The applicant submitted a permit application in August 2011 for seismic retrofit and tenant improvements.
Staff sent out a public notification on Aug. 26, 2011 and received input from the public that the building is potentially historic.
Staff concurred, and required a copy of a previously prepared report that evaluated the building’s history and significant character-defining features.
Based on the information in the report, staff reaffirmed the determination that the building is eligible for designation, and required revisions to the project scope to ensure consistency with the U.S. Secretary of the Interior’s Standards for Rehabilitation.
Staff worked with the applicants on the revisions between August and November 2011.
The final approved scope of work included the following:
* Removal of a portion of the north wall facing Imperial Avenue and a small section of west wall facing 21st Street;
* Construction of a new masonry wall with an entrance at the north elevation;
* Removal of the non-historic windows within the original openings and installation of historically appropriate 3-over-3 windows, consistent with the historic photographs;
* Removal of the non-historic recessed entries, which will be replaced by new, appropriate doors and windows in the original openings;
* Retention of the grain silo and exterior access stair;
* Demolition of the floor and roof, which will be leveled out for access and functionality, and;
* Demolition of one tower.
Based on a rendering, the design of the Walmart Neighborhood Market will have a brick outer finish, similar to the old Farmers Market building.
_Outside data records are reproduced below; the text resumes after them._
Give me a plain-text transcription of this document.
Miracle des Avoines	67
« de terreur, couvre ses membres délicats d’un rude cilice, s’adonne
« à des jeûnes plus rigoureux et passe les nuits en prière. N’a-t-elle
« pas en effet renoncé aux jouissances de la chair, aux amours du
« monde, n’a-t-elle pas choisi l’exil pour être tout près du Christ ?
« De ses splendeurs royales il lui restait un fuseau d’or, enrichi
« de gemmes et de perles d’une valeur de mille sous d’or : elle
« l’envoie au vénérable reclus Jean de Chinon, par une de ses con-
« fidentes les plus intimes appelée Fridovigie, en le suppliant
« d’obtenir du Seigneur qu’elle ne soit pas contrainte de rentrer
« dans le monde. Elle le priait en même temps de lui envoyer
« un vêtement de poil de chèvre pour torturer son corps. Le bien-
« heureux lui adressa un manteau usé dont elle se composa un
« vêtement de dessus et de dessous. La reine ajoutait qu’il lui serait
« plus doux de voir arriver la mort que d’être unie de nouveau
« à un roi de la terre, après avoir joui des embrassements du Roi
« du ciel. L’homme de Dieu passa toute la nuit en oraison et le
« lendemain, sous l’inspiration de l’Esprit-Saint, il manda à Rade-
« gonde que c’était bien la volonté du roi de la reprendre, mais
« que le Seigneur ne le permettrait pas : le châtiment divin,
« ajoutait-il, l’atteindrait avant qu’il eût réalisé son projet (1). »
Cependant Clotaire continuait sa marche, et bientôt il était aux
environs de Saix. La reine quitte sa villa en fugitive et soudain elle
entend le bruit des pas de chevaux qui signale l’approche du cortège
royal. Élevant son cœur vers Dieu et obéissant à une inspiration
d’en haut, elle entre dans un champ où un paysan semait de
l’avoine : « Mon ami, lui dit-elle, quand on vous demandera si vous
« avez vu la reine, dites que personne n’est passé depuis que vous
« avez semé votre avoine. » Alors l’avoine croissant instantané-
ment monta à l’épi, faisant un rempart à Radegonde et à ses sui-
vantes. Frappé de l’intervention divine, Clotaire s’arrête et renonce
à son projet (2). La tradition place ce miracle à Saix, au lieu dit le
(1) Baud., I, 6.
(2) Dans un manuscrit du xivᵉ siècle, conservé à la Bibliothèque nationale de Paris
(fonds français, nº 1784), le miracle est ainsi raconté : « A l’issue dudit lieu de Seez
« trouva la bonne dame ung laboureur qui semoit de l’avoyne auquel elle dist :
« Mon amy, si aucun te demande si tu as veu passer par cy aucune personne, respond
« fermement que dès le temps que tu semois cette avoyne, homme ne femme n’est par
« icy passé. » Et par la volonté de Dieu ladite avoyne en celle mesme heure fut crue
Walmart officials said some of the bricks will be kept to build the new entrance.
A mural was also removed from the construction site, and would be placed back once construction is complete.
The Walmart Neighborhood Market will sell food and everyday items such as health and beauty products, stationery, paper goods and pet supplies. The store also will have a pharmacy, deli and bakery.
Per company policy, Wal-Mart (NYSE: WMT) did not disclose the cost to construct and open this new storefront. The Sherman Heights area Walmart is slated to open in fall 2012.